National Biobank of Thailand revs up DNA finds with NVIDIA

The National Biobank of Thailand (NBT) has deployed an NVIDIA DGX A100 system and NVIDIA Clara Parabricks sequencing analysis software to accelerate genomic sequencing as part of the government’s plan to promote genomic medicine in Thailand. 

In 2019, the research institution was entrusted to design and implement the IT infrastructure for a national project called Genomics Thailand (GeTH), aimed at introducing genomic medicine as a common medical service. 

One of the GeTH’s flagship projects involves extracting individual’s genetic variations from 50,000 Thai volunteers’ whole genome sequencing (GeTH50K) data. This work will provide a new collection of variants that is better to represent the Thai population than those from publicly available databases. 

GeTH 50K database harbours variants distributed across the entire human genome which are extremely useful in population genetics. Those rare variants from the database may have some medical importance. 

The sequence data for an individual’s genome contains more than 100GB that must be sequentially aligned to a human genome reference to identify potential variants of the individual. This process results in an extra 100GB in total of over 200GB per sample. The parallel processing power of GPUs dramatically accelerates the entire process. 

Identification of variant, called variant calling is the required process in genomics medicine. Accurate and rapid processing of whole genome sequencing (WGS) data makes it possible for patients to be treated with precise and personalised care, improving quality of life by reducing hospital visits and the associated costs. 

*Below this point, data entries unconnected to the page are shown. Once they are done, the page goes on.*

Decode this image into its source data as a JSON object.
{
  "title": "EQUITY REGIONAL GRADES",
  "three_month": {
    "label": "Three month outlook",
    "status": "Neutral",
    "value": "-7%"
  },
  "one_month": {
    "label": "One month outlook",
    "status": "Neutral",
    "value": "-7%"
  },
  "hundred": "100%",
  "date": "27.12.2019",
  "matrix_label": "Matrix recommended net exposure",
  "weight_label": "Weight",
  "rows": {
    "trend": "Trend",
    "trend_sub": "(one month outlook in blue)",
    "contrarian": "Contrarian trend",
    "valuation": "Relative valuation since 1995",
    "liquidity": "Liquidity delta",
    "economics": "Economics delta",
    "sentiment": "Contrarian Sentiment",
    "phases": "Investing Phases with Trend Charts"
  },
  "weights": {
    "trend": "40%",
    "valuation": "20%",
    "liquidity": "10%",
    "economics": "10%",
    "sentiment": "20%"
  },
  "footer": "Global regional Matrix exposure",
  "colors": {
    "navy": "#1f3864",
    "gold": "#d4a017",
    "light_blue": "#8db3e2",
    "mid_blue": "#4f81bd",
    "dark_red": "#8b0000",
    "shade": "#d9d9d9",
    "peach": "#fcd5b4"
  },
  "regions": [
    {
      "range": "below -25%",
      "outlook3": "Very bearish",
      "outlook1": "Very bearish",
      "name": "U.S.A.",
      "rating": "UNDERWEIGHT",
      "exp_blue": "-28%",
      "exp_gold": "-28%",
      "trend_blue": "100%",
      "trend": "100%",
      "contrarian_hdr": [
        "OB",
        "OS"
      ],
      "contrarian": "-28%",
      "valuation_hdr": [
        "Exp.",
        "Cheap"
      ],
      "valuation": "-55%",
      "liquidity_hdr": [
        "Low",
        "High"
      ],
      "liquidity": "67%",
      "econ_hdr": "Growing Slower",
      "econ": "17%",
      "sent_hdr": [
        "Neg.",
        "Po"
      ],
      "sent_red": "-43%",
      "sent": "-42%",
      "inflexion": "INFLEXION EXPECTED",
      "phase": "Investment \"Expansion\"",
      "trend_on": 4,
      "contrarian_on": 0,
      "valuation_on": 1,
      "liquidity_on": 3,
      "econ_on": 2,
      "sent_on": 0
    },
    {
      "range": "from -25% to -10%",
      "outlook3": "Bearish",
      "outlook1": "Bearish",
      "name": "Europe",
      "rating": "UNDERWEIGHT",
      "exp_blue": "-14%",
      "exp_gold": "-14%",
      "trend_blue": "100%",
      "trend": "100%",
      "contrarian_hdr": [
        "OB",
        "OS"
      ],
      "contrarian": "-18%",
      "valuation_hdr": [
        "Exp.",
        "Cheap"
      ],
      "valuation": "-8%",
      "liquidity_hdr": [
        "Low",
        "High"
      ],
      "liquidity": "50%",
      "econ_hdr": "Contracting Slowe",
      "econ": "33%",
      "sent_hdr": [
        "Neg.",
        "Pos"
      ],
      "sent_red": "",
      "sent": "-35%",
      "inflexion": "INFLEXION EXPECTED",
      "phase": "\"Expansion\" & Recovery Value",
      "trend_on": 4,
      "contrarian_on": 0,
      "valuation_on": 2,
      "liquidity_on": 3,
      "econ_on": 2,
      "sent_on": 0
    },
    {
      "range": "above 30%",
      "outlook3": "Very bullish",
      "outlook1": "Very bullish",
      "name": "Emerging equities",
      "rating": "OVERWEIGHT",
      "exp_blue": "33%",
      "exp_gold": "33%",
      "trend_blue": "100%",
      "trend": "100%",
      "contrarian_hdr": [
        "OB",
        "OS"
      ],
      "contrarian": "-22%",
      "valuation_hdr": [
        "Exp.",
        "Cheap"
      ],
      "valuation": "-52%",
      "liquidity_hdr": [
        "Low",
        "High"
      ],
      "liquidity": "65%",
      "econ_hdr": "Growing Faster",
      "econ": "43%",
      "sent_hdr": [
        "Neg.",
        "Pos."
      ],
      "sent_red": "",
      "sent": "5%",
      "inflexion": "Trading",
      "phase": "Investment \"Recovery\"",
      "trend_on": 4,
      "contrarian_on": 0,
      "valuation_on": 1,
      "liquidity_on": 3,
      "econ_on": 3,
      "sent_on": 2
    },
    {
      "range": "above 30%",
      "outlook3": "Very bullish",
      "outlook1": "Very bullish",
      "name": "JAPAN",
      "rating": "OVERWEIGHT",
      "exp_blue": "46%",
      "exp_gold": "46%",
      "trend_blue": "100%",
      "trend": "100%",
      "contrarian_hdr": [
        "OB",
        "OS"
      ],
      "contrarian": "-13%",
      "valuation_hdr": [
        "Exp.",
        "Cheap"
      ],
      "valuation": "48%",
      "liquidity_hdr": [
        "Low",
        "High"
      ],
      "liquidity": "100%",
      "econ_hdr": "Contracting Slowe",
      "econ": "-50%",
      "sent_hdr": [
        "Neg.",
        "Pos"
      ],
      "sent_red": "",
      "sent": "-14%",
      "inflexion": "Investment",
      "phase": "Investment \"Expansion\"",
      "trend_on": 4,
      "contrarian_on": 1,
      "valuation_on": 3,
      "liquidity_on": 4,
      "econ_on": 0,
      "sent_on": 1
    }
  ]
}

Using NVIDIA DGX A100, the universal system for AI workloads, NBT inegrates eight NVIDIA A100 Tensor Core GPU accelerators delivering five petaflops of AI performance for researchers. This compute density, performance and flexibility enables NBT to consolidate training, inference, and analytics into a unified, easy-to-deploy AI infrastructure. 

Additionally, NBT uses the NVIDIA Clara Parabricks computational pipelines, which support several genomics applications. Using NVIDIA’s CUDA, HPC, AI and data analytics stacks, Clara Parabricks Pipelines empower researchers to build GPU accelerated libraries, pipelines, and reference application workflows for primary, secondary and tertiary analysis.

“By pairing NVIDIA DGX A100 with NVIDIA Clara Parabricks, we have been able to reduce our WGS data processing by four months,” said Sissades Tongsima, director of NBT. “Processing time per individual user has also been shortened from more than 30 hours to just one to two hours.”